Although it is known that general anesthetics can suppress cortical neurons׳ activity, the underlying mechanisms are still poorly understood, especially the kinetic changes of voltage-gated Na(+) channels, which are mostly related to neuronal excitability. Some general anesthetics have been reported to affect the voltage-gated Na(+) channels in cell culture derived from humans and animals. However no one has ever investigated the effects of etomidate on voltage-gated Na(+) channels in pyramidal neurons using a brain slice.

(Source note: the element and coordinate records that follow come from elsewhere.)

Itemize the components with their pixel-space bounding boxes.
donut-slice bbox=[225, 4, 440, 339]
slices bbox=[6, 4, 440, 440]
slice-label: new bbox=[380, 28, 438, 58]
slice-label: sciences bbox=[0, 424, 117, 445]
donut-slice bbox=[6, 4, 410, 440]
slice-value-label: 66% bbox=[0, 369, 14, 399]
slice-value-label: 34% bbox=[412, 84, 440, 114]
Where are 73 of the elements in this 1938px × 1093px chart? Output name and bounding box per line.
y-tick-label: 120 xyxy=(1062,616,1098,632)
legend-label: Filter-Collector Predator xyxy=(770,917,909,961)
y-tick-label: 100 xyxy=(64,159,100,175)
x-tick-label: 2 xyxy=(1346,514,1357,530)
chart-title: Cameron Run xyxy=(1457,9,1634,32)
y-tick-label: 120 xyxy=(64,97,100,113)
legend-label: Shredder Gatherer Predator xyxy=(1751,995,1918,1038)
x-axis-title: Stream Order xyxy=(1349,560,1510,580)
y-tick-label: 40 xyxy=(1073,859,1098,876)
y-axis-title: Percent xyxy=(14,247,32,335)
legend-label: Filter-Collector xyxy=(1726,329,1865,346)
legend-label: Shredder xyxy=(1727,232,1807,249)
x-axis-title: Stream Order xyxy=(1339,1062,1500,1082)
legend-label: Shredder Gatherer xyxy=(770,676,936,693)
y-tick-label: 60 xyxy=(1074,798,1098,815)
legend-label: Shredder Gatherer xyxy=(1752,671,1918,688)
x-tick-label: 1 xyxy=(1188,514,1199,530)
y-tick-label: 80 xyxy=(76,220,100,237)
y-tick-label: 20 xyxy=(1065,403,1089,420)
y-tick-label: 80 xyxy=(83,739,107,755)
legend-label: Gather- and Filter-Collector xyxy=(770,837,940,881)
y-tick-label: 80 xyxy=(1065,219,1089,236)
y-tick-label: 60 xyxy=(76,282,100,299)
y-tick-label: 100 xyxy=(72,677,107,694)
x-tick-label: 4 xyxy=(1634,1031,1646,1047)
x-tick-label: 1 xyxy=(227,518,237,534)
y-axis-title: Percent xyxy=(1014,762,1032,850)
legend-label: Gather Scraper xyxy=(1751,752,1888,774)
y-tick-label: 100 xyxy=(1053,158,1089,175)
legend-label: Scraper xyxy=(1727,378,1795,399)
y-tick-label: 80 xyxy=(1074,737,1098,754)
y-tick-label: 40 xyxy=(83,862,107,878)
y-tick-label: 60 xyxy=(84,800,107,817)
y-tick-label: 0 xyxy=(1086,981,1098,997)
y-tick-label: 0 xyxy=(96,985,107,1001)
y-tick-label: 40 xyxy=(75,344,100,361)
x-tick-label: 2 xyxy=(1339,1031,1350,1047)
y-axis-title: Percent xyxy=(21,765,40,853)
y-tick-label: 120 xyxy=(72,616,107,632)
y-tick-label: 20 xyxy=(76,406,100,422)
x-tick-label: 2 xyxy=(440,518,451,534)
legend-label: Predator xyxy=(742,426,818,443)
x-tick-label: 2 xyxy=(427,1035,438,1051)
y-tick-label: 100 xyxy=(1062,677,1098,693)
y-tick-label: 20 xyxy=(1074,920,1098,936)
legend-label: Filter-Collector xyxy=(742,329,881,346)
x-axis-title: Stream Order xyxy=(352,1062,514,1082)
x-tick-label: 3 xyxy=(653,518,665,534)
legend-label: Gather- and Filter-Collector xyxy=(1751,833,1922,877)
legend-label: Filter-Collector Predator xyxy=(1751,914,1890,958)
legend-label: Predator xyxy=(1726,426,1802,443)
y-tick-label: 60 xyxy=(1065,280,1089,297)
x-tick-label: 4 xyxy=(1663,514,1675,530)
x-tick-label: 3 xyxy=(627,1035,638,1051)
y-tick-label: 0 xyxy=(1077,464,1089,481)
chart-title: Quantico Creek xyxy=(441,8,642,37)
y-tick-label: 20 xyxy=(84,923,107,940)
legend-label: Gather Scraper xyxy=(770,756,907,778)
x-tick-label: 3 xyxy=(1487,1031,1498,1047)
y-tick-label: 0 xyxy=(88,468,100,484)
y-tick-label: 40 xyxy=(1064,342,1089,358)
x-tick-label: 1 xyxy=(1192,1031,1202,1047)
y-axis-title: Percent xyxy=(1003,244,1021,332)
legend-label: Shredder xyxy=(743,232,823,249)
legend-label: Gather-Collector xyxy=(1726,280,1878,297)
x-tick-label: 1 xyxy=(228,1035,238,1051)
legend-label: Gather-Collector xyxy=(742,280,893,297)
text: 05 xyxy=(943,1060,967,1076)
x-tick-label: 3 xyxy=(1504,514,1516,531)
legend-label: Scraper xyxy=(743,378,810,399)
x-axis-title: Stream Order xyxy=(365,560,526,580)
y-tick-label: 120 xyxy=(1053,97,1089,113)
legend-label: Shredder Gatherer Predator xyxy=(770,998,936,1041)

The present study uses a whole cell patch-clamp technique to investigate the changes of voltage-gated Na(+) channels on primary somatosensory cortex pyramidal neurons under the influence of etomidate. We found that etomidate dose-dependently inhibited Na(+) currents of primary somatosensory cortex pyramidal neurons, while shifted the steady-state inactivation curve towards the left and prolonged the recovery time from inactivation. Conversely, etomidate has no effects on the steady-state activation curve. We demonstrated the detailed suppression process of neural voltage-gated Na(+) channels by etomidate on slice condition. This may offer new insights into the mechanical explanation for the etomidate anesthesia. Finding the effects of anesthetics on primary somatosensory cortex also provides evidence to help elucidate the potential mechanism by which tactile information integrates during general anesthesia.